When Kenny graduated college, him and another kid from our HS class moved to Alpharetta, Ga. a high end burb of N Atlanta and started a magazine about all going on that burb. I heard it was doing well, untill Kenny embezzeled a lot of $ from the co. The mag went under and Kenny disappeared for years. Later I heard he went to prison convicted of embezelment where he worked. Then when he was about 60 he returned to our home town, broke and nowhere to live. An older neighbor down the road where we had lived as kids took him in. Another kid in our class had some good businesses and gave
him a job but guaranteed to him IF he stole he would have him killed and no one would find his body. I guess he never stole. I heard Kenny died a few years later. I saw his brother and told him I heard Kenny had passed, such a shock. His brother said " I had NO brother." Sad story.

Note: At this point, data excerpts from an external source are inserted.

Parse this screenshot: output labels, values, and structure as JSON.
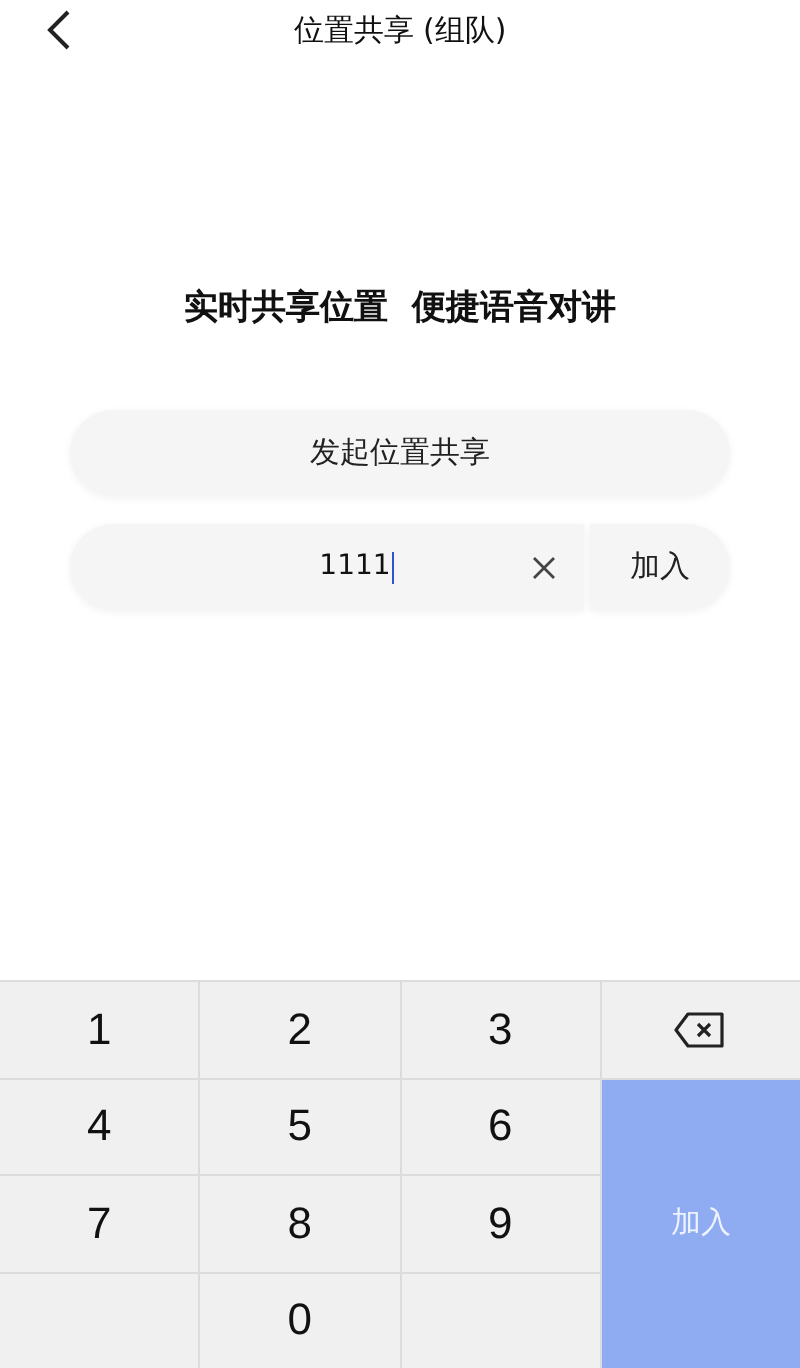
{
  "nav": {
    "title": "位置共享 (组队)"
  },
  "headline": "实时共享位置  便捷语音对讲",
  "start_button": "发起位置共享",
  "join": {
    "value": "1111",
    "button": "加入"
  },
  "keyboard": {
    "keys": [
      {
        "kind": "digit",
        "label": "1"
      },
      {
        "kind": "digit",
        "label": "2"
      },
      {
        "kind": "digit",
        "label": "3"
      },
      {
        "kind": "digit",
        "label": "4"
      },
      {
        "kind": "digit",
        "label": "5"
      },
      {
        "kind": "digit",
        "label": "6"
      },
      {
        "kind": "digit",
        "label": "7"
      },
      {
        "kind": "digit",
        "label": "8"
      },
      {
        "kind": "digit",
        "label": "9"
      },
      {
        "kind": "blank"
      },
      {
        "kind": "digit",
        "label": "0"
      },
      {
        "kind": "blank"
      }
    ],
    "confirm": {
      "label": "加入",
      "disabled": true
    }
  }
}
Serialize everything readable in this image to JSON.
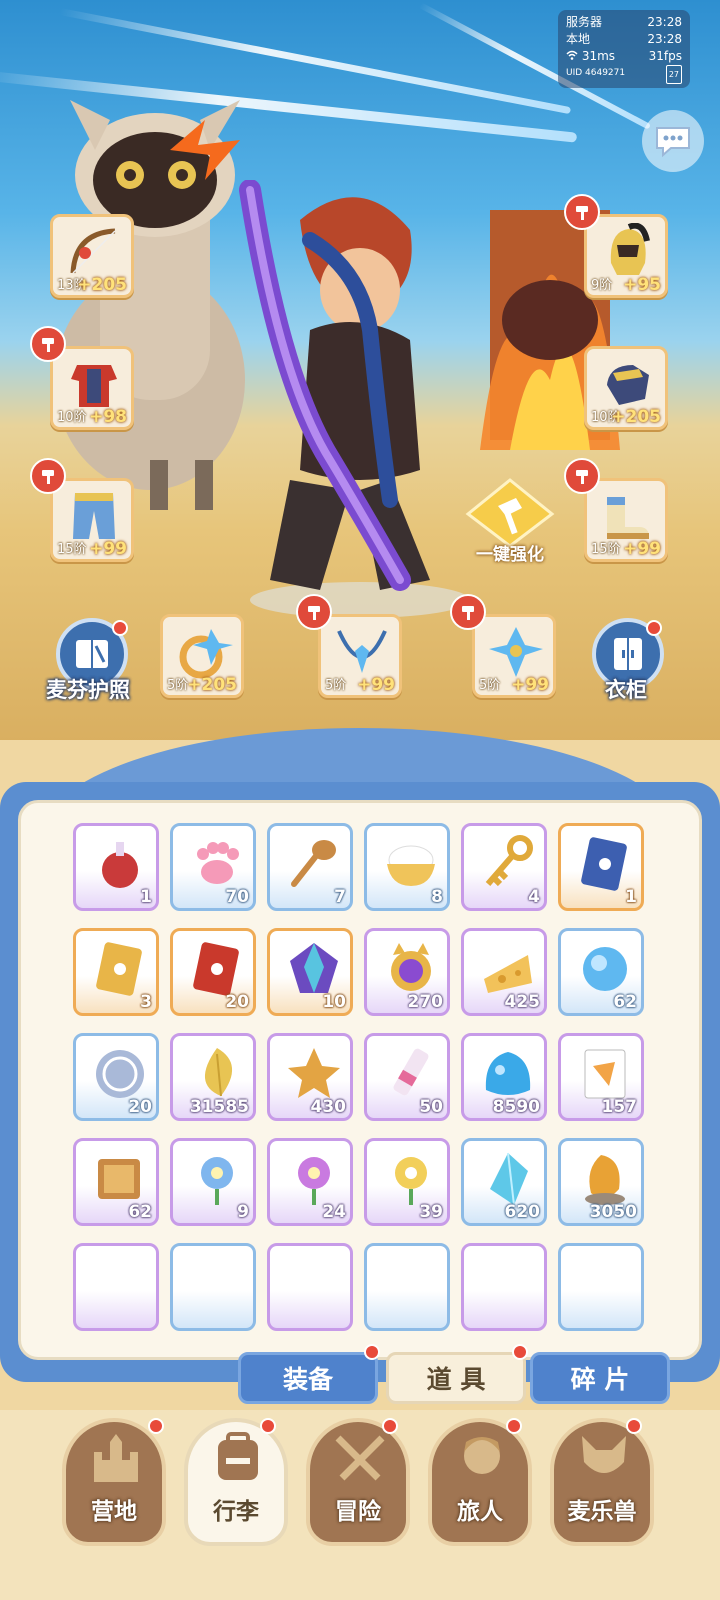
{
  "hud": {
    "server_label": "服务器",
    "server_time": "23:28",
    "local_label": "本地",
    "local_time": "23:28",
    "ping": "31ms",
    "fps": "31fps",
    "uid": "UID 4649271",
    "battery": "27"
  },
  "equipment": {
    "weapon": {
      "level": "13阶",
      "bonus": "+205"
    },
    "chest": {
      "level": "10阶",
      "bonus": "+98"
    },
    "pants": {
      "level": "15阶",
      "bonus": "+99"
    },
    "helmet": {
      "level": "9阶",
      "bonus": "+95"
    },
    "gloves": {
      "level": "10阶",
      "bonus": "+205"
    },
    "boots": {
      "level": "15阶",
      "bonus": "+99"
    },
    "ring": {
      "level": "5阶",
      "bonus": "+205"
    },
    "necklace": {
      "level": "5阶",
      "bonus": "+99"
    },
    "charm": {
      "level": "5阶",
      "bonus": "+99"
    }
  },
  "buttons": {
    "passport": "麦芬护照",
    "wardrobe": "衣柜",
    "one_key_enhance": "一键强化"
  },
  "items": [
    {
      "icon": "potion-icon",
      "count": "1",
      "rarity": "purple"
    },
    {
      "icon": "paw-icon",
      "count": "70",
      "rarity": "blue"
    },
    {
      "icon": "spoon-icon",
      "count": "7",
      "rarity": "blue"
    },
    {
      "icon": "rice-bowl-icon",
      "count": "8",
      "rarity": "blue"
    },
    {
      "icon": "key-icon",
      "count": "4",
      "rarity": "purple"
    },
    {
      "icon": "blue-card-icon",
      "count": "1",
      "rarity": "orange"
    },
    {
      "icon": "gold-card-icon",
      "count": "3",
      "rarity": "orange"
    },
    {
      "icon": "red-card-icon",
      "count": "20",
      "rarity": "orange"
    },
    {
      "icon": "gem-icon",
      "count": "10",
      "rarity": "orange"
    },
    {
      "icon": "cat-orb-icon",
      "count": "270",
      "rarity": "purple"
    },
    {
      "icon": "cheese-icon",
      "count": "425",
      "rarity": "purple"
    },
    {
      "icon": "blue-orb-icon",
      "count": "62",
      "rarity": "blue"
    },
    {
      "icon": "coin-icon",
      "count": "20",
      "rarity": "blue"
    },
    {
      "icon": "leaf-icon",
      "count": "31585",
      "rarity": "purple"
    },
    {
      "icon": "star-cookie-icon",
      "count": "430",
      "rarity": "purple"
    },
    {
      "icon": "tube-icon",
      "count": "50",
      "rarity": "purple"
    },
    {
      "icon": "slime-icon",
      "count": "8590",
      "rarity": "purple"
    },
    {
      "icon": "ticket-icon",
      "count": "157",
      "rarity": "purple"
    },
    {
      "icon": "book-icon",
      "count": "62",
      "rarity": "purple"
    },
    {
      "icon": "blue-flower-icon",
      "count": "9",
      "rarity": "purple"
    },
    {
      "icon": "purple-flower-icon",
      "count": "24",
      "rarity": "purple"
    },
    {
      "icon": "yellow-flower-icon",
      "count": "39",
      "rarity": "purple"
    },
    {
      "icon": "crystal-icon",
      "count": "620",
      "rarity": "blue"
    },
    {
      "icon": "amber-icon",
      "count": "3050",
      "rarity": "blue"
    }
  ],
  "tabs": {
    "equipment": "装备",
    "props": "道 具",
    "fragments": "碎 片"
  },
  "nav": {
    "camp": "营地",
    "luggage": "行李",
    "adventure": "冒险",
    "traveler": "旅人",
    "pet": "麦乐兽"
  },
  "colors": {
    "accent_red": "#e84a3a",
    "frame_blue": "#5b8ed0",
    "gold": "#ffe27a"
  }
}
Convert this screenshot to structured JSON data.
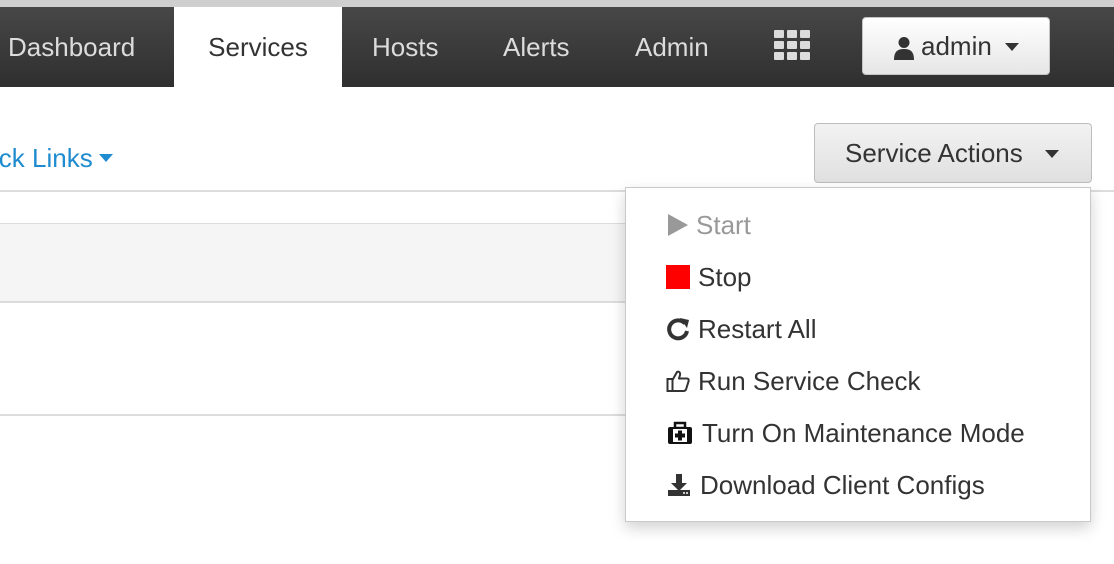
{
  "nav": {
    "items": [
      {
        "label": "Dashboard"
      },
      {
        "label": "Services"
      },
      {
        "label": "Hosts"
      },
      {
        "label": "Alerts"
      },
      {
        "label": "Admin"
      }
    ],
    "active": "Services",
    "apps_icon": "grid-icon",
    "user": {
      "label": "admin",
      "icon": "user-icon"
    }
  },
  "page": {
    "quick_links_label": "ick Links"
  },
  "service_actions": {
    "button_label": "Service Actions",
    "menu": [
      {
        "label": "Start",
        "icon": "play-icon",
        "disabled": true
      },
      {
        "label": "Stop",
        "icon": "stop-icon",
        "color": "#ff0000"
      },
      {
        "label": "Restart All",
        "icon": "refresh-icon"
      },
      {
        "label": "Run Service Check",
        "icon": "thumbs-up-icon"
      },
      {
        "label": "Turn On Maintenance Mode",
        "icon": "medkit-icon"
      },
      {
        "label": "Download Client Configs",
        "icon": "download-icon"
      }
    ]
  },
  "colors": {
    "navbar": "#3a3a3a",
    "link": "#1f8ccf",
    "stop": "#ff0000"
  }
}
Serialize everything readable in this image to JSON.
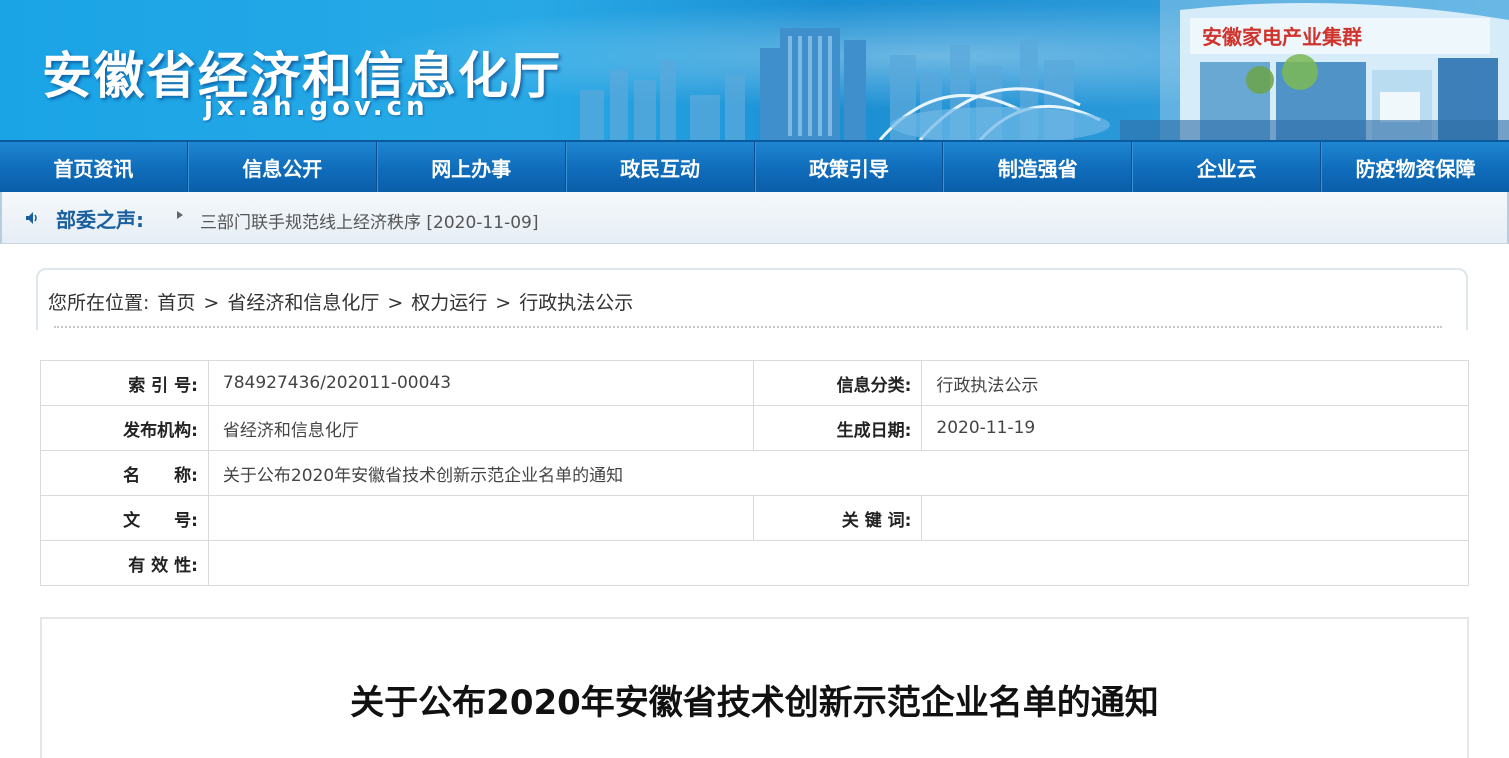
{
  "header": {
    "site_title": "安徽省经济和信息化厅",
    "site_domain": "jx.ah.gov.cn",
    "banner_sign": "安徽家电产业集群"
  },
  "nav": {
    "items": [
      "首页资讯",
      "信息公开",
      "网上办事",
      "政民互动",
      "政策引导",
      "制造强省",
      "企业云",
      "防疫物资保障"
    ]
  },
  "notice": {
    "label": "部委之声:",
    "news": "三部门联手规范线上经济秩序 [2020-11-09]"
  },
  "breadcrumb": {
    "prefix": "您所在位置:",
    "items": [
      "首页",
      "省经济和信息化厅",
      "权力运行",
      "行政执法公示"
    ],
    "separator": ">"
  },
  "info": {
    "index_label": "索 引 号:",
    "index_value": "784927436/202011-00043",
    "category_label": "信息分类:",
    "category_value": "行政执法公示",
    "publisher_label": "发布机构:",
    "publisher_value": "省经济和信息化厅",
    "date_label": "生成日期:",
    "date_value": "2020-11-19",
    "name_label": "名　　称:",
    "name_value": "关于公布2020年安徽省技术创新示范企业名单的通知",
    "docno_label": "文　　号:",
    "docno_value": "",
    "keywords_label": "关 键 词:",
    "keywords_value": "",
    "validity_label": "有 效 性:",
    "validity_value": ""
  },
  "article": {
    "title": "关于公布2020年安徽省技术创新示范企业名单的通知"
  }
}
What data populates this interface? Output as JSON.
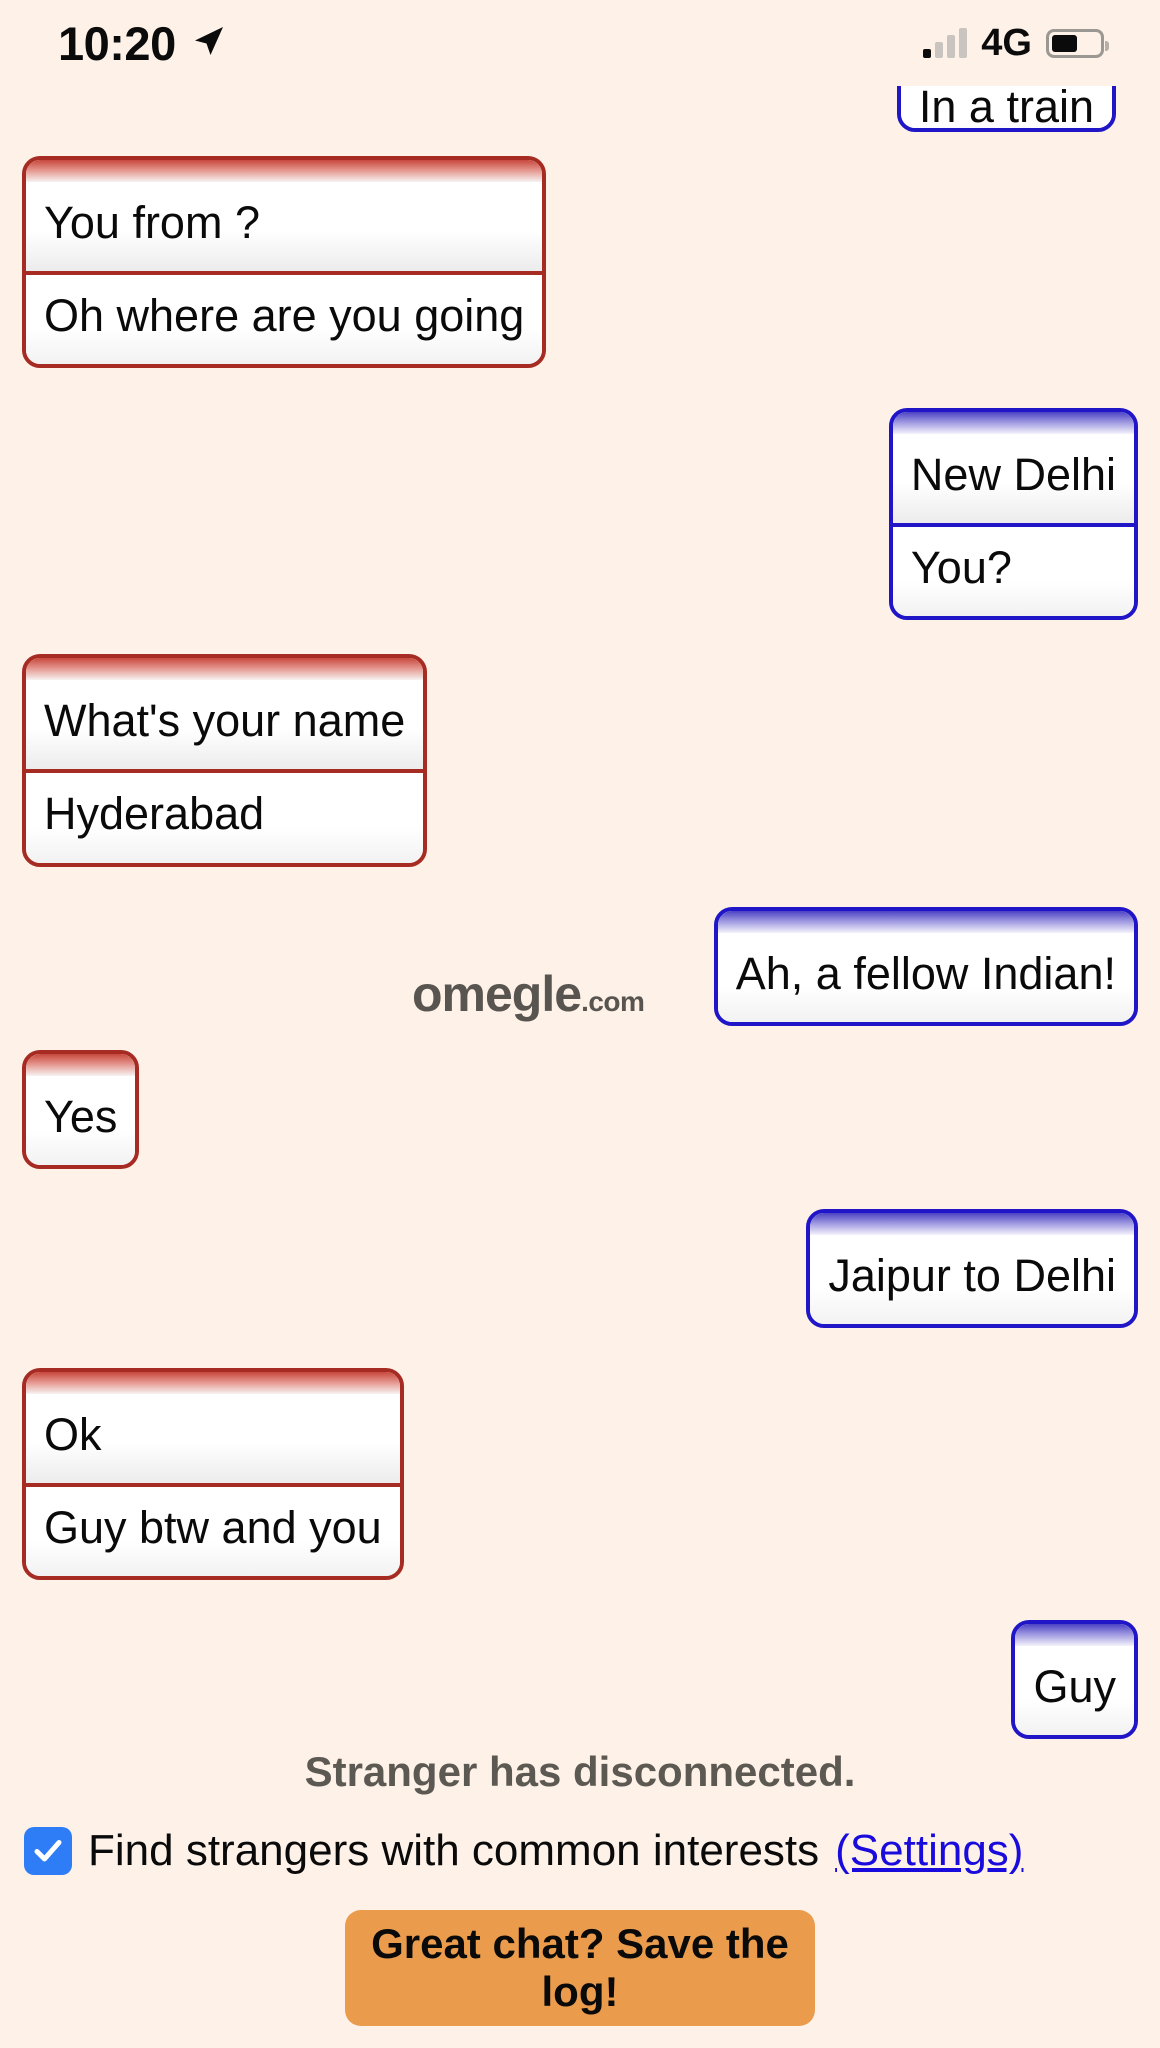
{
  "status_bar": {
    "time": "10:20",
    "location_icon": "location-arrow-icon",
    "signal_icon": "signal-bars-icon",
    "network": "4G",
    "battery_icon": "battery-icon"
  },
  "watermark": {
    "main": "omegle",
    "tld": ".com"
  },
  "chat": {
    "groups": [
      {
        "sender": "you",
        "align": "right",
        "clipped": true,
        "messages": [
          "In a train"
        ]
      },
      {
        "sender": "stranger",
        "align": "left",
        "messages": [
          "You from ?",
          "Oh where are you going"
        ]
      },
      {
        "sender": "you",
        "align": "right",
        "messages": [
          "New Delhi",
          "You?"
        ]
      },
      {
        "sender": "stranger",
        "align": "left",
        "messages": [
          "What's your name",
          "Hyderabad"
        ]
      },
      {
        "sender": "you",
        "align": "right",
        "messages": [
          "Ah, a fellow Indian!"
        ]
      },
      {
        "sender": "stranger",
        "align": "left",
        "messages": [
          "Yes"
        ]
      },
      {
        "sender": "you",
        "align": "right",
        "messages": [
          "Jaipur to Delhi"
        ]
      },
      {
        "sender": "stranger",
        "align": "left",
        "messages": [
          "Ok",
          "Guy btw and you"
        ]
      },
      {
        "sender": "you",
        "align": "right",
        "messages": [
          "Guy"
        ]
      }
    ]
  },
  "footer": {
    "disconnect_notice": "Stranger has disconnected.",
    "interests_label": "Find strangers with common interests",
    "settings_link": "(Settings)",
    "interests_checked": true,
    "save_button": "Great chat? Save the log!"
  },
  "colors": {
    "background": "#fdf1e8",
    "stranger_border": "#a62b23",
    "you_border": "#2016c8",
    "checkbox": "#2f7df6",
    "link": "#1a0bdd",
    "save_button": "#eb9b4c",
    "status_text": "#5c5852",
    "watermark": "#58544f"
  }
}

Funny as we get older things make us think back so many decades. In a small rural county, you have a small school and you know everyone it seems and everyone's families as you are related to part of the county anyway. I think back and seems like the kids that had either jobs after school or family had big farms where they worked there all the time, those kids all learned to work and had the fire to work. Then I think back to those kids that had what I called the "easy life", either they inherited wealth or married wealth, succssful I guess you call it.... or... so many of those kids died early from drugs, suicide, murder. Life if funny.